• ANA SAYFA
  • HÜRRİYET
  • PROGRAM
  • RADYO
  • VİDEO
Uğur Meleke resmi sayfası
  • ANA SAYFA
  • HÜRRİYET
  • PROGRAM
    • beIN Manşet, 14 Ocak 2021
    • beIN Manşet, 12 Ocak 2021
    • beIN Manşet, 11 Ocak 2021
    • beIN Manşet, 7 Ocak 2021
    • beIN Manşet, 6 Ocak 2021
  • RADYO
    • Radyospor, 22 Mayıs 2018
    • Radyospor, 16 Mayıs 2018
    • Radyospor, 15 Mayıs 2018
    • Radyospor, 14 Mayıs 2018
    • Radyospor, 9 Mayıs 2018
  • VİDEO
    • Şampiyonlar Ligi Özel, Nesine, 23 Ağustos 2020
    • Şampiyonlar Ligi Özel, Nesine, 19 Ağustos 2020
    • Şampiyonlar Ligi Özel, Nesine, 12 Ağustos 2020
    • Avrupa Ligi Özel, Nesine, 10 Ağustos 2020
    • Çift Santrfor, Nesine, 24 Temmuz 2020
  • Facebook

  • Twitter

  • Pinterest

  • Instagram

  • YouTube

  • RSS

Hürriyet

Olimpiyata hazırız, savaşa değil

Olimpiyata hazırız, savaşa değil
Uğur Meleke
Uğur Meleke
12 Eylül 2013

Olimpiyat çift şeritli bir yol: Bir spor kültürü inşa edip olimpiyata aday olabildiğiniz gibi, aday olarak bir spor kültürü geliştirme şansınız da var.

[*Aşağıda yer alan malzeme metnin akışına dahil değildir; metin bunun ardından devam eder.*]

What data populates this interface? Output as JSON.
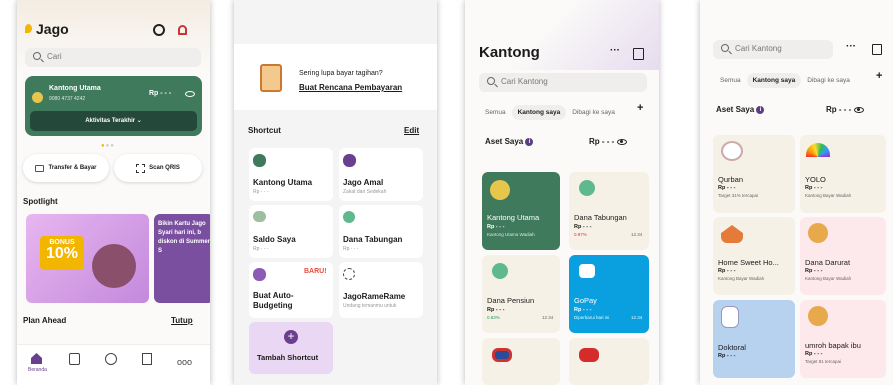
{
  "colors": {
    "accent_gold": "#f2b600",
    "kantong_green": "#3f7a5c",
    "purple": "#6a3f8f",
    "gopay_blue": "#0aa0e0"
  },
  "p1": {
    "logo": "Jago",
    "search": "Cari",
    "main_pocket_title": "Kantong Utama",
    "main_pocket_number": "9080 4737 4242",
    "main_pocket_amount": "Rp - - -",
    "activity_label": "Aktivitas Terakhir",
    "transfer_label": "Transfer & Bayar",
    "qris_label": "Scan QRIS",
    "spotlight": "Spotlight",
    "banner_bonus": "BONUS",
    "banner_percent": "10",
    "banner2_text": "Bikin Kartu Jago Syari hari ini, b diskon di Summer S",
    "plan_ahead": "Plan Ahead",
    "tutup": "Tutup",
    "nav": [
      "Beranda",
      "",
      "",
      "",
      ""
    ]
  },
  "p2": {
    "reminder_q": "Sering lupa bayar tagihan?",
    "reminder_link": "Buat Rencana Pembayaran",
    "shortcut": "Shortcut",
    "edit": "Edit",
    "cards": [
      {
        "t": "Kantong Utama",
        "s": "Rp - - -"
      },
      {
        "t": "Jago Amal",
        "s": "Zakat dan Sedekah"
      },
      {
        "t": "Saldo Saya",
        "s": "Rp - - -"
      },
      {
        "t": "Dana Tabungan",
        "s": "Rp - - -"
      },
      {
        "t": "Buat Auto-Budgeting",
        "s": "",
        "badge": "BARU!"
      },
      {
        "t": "JagoRameRame",
        "s": "Undang temanmu untuk"
      }
    ],
    "add_label": "Tambah Shortcut"
  },
  "p3": {
    "title": "Kantong",
    "search": "Cari Kantong",
    "tabs": [
      "Semua",
      "Kantong saya",
      "Dibagi ke saya"
    ],
    "aset": "Aset Saya",
    "aset_value": "Rp - - -",
    "pockets": [
      {
        "n": "Kantong Utama",
        "v": "Rp - - -",
        "s": "Kantong Utama Wadiah"
      },
      {
        "n": "Dana Tabungan",
        "v": "Rp - - -",
        "s": "0.97%",
        "d": "12.34"
      },
      {
        "n": "Dana Pensiun",
        "v": "Rp - - -",
        "s": "0.83%",
        "d": "12.34"
      },
      {
        "n": "GoPay",
        "v": "Rp - - -",
        "s": "Diperbarui hari ini",
        "d": "12.34"
      }
    ]
  },
  "p4": {
    "search": "Cari Kantong",
    "tabs": [
      "Semua",
      "Kantong saya",
      "Dibagi ke saya"
    ],
    "aset": "Aset Saya",
    "aset_value": "Rp - - -",
    "pockets": [
      {
        "n": "Qurban",
        "v": "Rp - - -",
        "s": "Target 31% tercapai"
      },
      {
        "n": "YOLO",
        "v": "Rp - - -",
        "s": "Kantong Bayar Wadiah"
      },
      {
        "n": "Home Sweet Ho...",
        "v": "Rp - - -",
        "s": "Kantong Bayar Wadiah"
      },
      {
        "n": "Dana Darurat",
        "v": "Rp - - -",
        "s": "Kantong Bayar Wadiah"
      },
      {
        "n": "Doktoral",
        "v": "Rp - - -",
        "s": ""
      },
      {
        "n": "umroh bapak ibu",
        "v": "Rp - - -",
        "s": "Target 81 tercapai"
      }
    ]
  }
}
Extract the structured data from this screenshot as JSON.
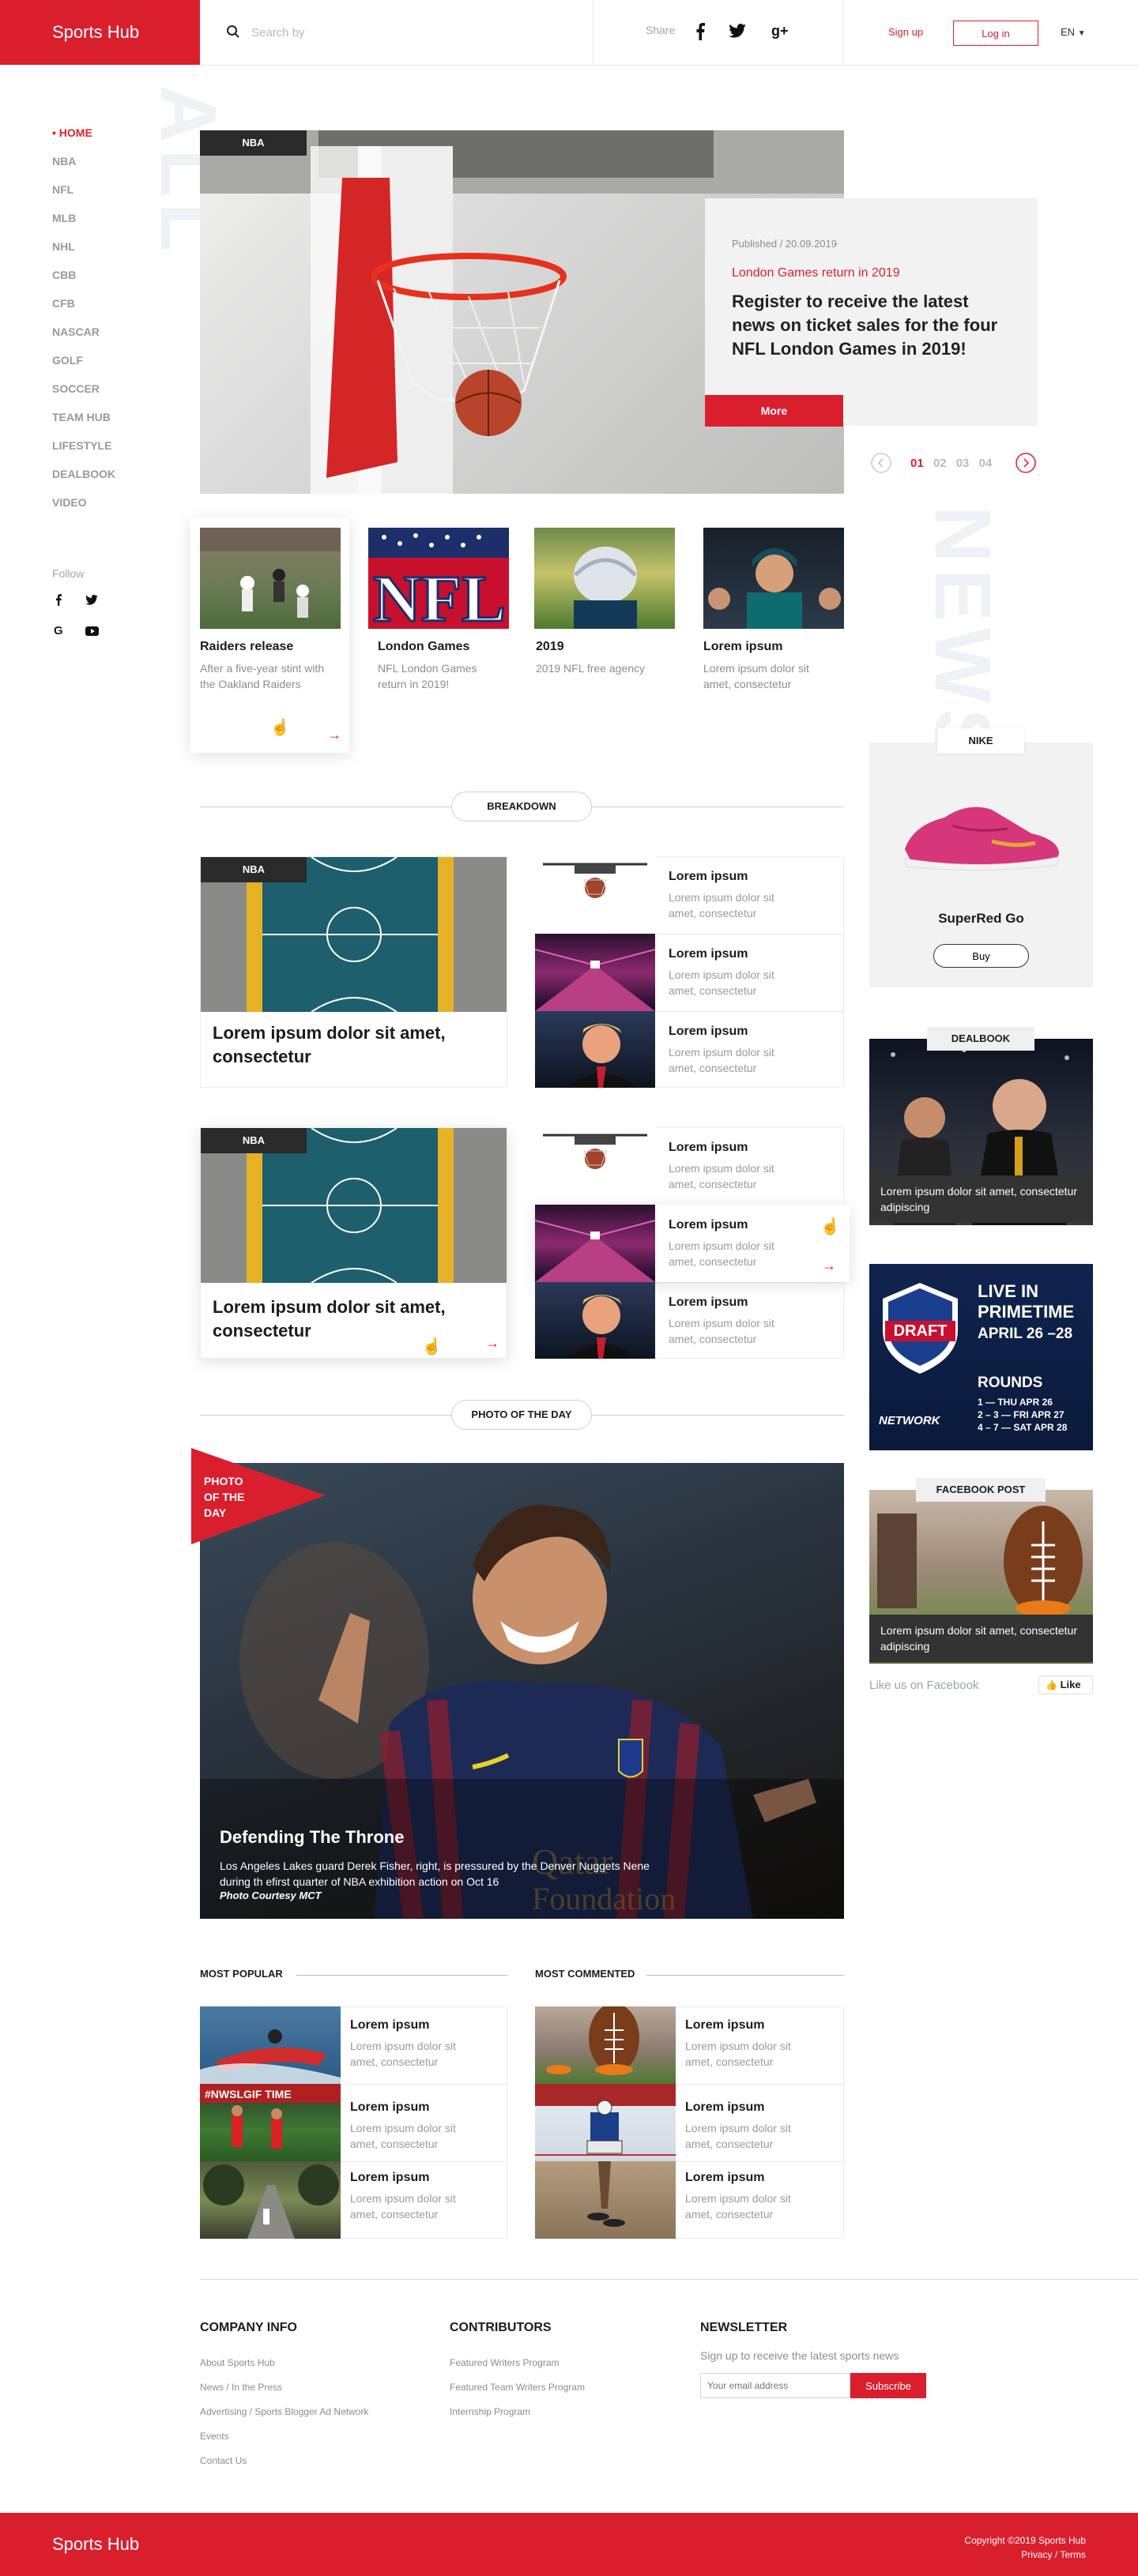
{
  "header": {
    "logo": "Sports Hub",
    "search_placeholder": "Search by",
    "share_label": "Share",
    "signup": "Sign up",
    "login": "Log in",
    "language": "EN"
  },
  "sidebar": {
    "items": [
      "• HOME",
      "NBA",
      "NFL",
      "MLB",
      "NHL",
      "CBB",
      "CFB",
      "NASCAR",
      "GOLF",
      "SOCCER",
      "TEAM HUB",
      "LIFESTYLE",
      "DEALBOOK",
      "VIDEO"
    ],
    "follow_label": "Follow",
    "watermark": "ALL"
  },
  "hero": {
    "tag": "NBA",
    "published": "Published / 20.09.2019",
    "kicker": "London Games return in 2019",
    "headline": "Register to receive the latest news on ticket sales for the four NFL London Games in 2019!",
    "more_button": "More",
    "pages": [
      "01",
      "02",
      "03",
      "04"
    ],
    "watermark": "NEWS"
  },
  "cards": [
    {
      "title": "Raiders release",
      "sub": "After a five-year stint with the Oakland Raiders"
    },
    {
      "title": "London Games",
      "sub": "NFL London Games return in 2019!"
    },
    {
      "title": "2019",
      "sub": "2019 NFL free agency"
    },
    {
      "title": "Lorem ipsum",
      "sub": "Lorem ipsum dolor sit amet, consectetur"
    }
  ],
  "breakdown": {
    "label": "BREAKDOWN",
    "blocks": [
      {
        "tag": "NBA",
        "title": "Lorem ipsum dolor sit amet, consectetur",
        "list": [
          {
            "title": "Lorem ipsum",
            "sub": "Lorem ipsum dolor sit amet, consectetur"
          },
          {
            "title": "Lorem ipsum",
            "sub": "Lorem ipsum dolor sit amet, consectetur"
          },
          {
            "title": "Lorem ipsum",
            "sub": "Lorem ipsum dolor sit amet, consectetur"
          }
        ]
      },
      {
        "tag": "NBA",
        "title": "Lorem ipsum dolor sit amet, consectetur",
        "list": [
          {
            "title": "Lorem ipsum",
            "sub": "Lorem ipsum dolor sit amet, consectetur"
          },
          {
            "title": "Lorem ipsum",
            "sub": "Lorem ipsum dolor sit amet, consectetur"
          },
          {
            "title": "Lorem ipsum",
            "sub": "Lorem ipsum dolor sit amet, consectetur"
          }
        ]
      }
    ]
  },
  "photo_of_day": {
    "label": "PHOTO OF THE DAY",
    "badge": "PHOTO OF THE DAY",
    "title": "Defending The Throne",
    "caption": "Los Angeles Lakes guard Derek Fisher, right, is pressured by the Denver Nuggets Nene during th efirst quarter of NBA exhibition action on Oct 16",
    "credit": "Photo Courtesy MCT"
  },
  "most_popular": {
    "label": "MOST POPULAR",
    "items": [
      {
        "title": "Lorem ipsum",
        "sub": "Lorem ipsum dolor sit amet, consectetur"
      },
      {
        "title": "Lorem ipsum",
        "sub": "Lorem ipsum dolor sit amet, consectetur"
      },
      {
        "title": "Lorem ipsum",
        "sub": "Lorem ipsum dolor sit amet, consectetur"
      }
    ]
  },
  "most_commented": {
    "label": "MOST COMMENTED",
    "items": [
      {
        "title": "Lorem ipsum",
        "sub": "Lorem ipsum dolor sit amet, consectetur"
      },
      {
        "title": "Lorem ipsum",
        "sub": "Lorem ipsum dolor sit amet, consectetur"
      },
      {
        "title": "Lorem ipsum",
        "sub": "Lorem ipsum dolor sit amet, consectetur"
      }
    ]
  },
  "rail": {
    "nike_tag": "NIKE",
    "nike_product": "SuperRed Go",
    "nike_buy": "Buy",
    "dealbook_tag": "DEALBOOK",
    "dealbook_caption": "Lorem ipsum dolor sit amet, consectetur adipiscing",
    "draft": {
      "logo": "DRAFT",
      "line1": "LIVE IN",
      "line2": "PRIMETIME",
      "dates": "APRIL 26 –28",
      "rounds": "ROUNDS",
      "r1": "1 — THU APR 26",
      "r2": "2 – 3 — FRI APR 27",
      "r3": "4 – 7 — SAT APR 28",
      "network": "NETWORK"
    },
    "facebook_tag": "FACEBOOK POST",
    "facebook_caption": "Lorem ipsum dolor sit amet, consectetur adipiscing",
    "like_us": "Like us on Facebook",
    "like_button": "Like"
  },
  "footer": {
    "company_head": "COMPANY INFO",
    "company_links": [
      "About Sports Hub",
      "News / In the Press",
      "Advertising / Sports Blogger Ad Network",
      "Events",
      "Contact Us"
    ],
    "contrib_head": "CONTRIBUTORS",
    "contrib_links": [
      "Featured Writers Program",
      "Featured Team Writers Program",
      "Internship Program"
    ],
    "newsletter_head": "NEWSLETTER",
    "newsletter_text": "Sign up to receive the latest sports news",
    "email_placeholder": "Your email address",
    "subscribe": "Subscribe",
    "bottom_logo": "Sports Hub",
    "copyright": "Copyright ©2019 Sports Hub",
    "legal": "Privacy / Terms"
  },
  "colors": {
    "accent": "#d91f2e",
    "dark": "#2a2a2a",
    "light_gray": "#f2f2f2"
  }
}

O yüzden bence olimpiyat organizasyonunda kaybeden yok: Evet, IOC’nin seçtiği kent, organizasyonu gururla düzenliyor ama seçmedikleri de olimpiyat düzenleyecek tesislere, spor politikasına ve olimpizm duygusuna sahip olmayı öğreniyor, gelişiyor, mesafe kat ediyor.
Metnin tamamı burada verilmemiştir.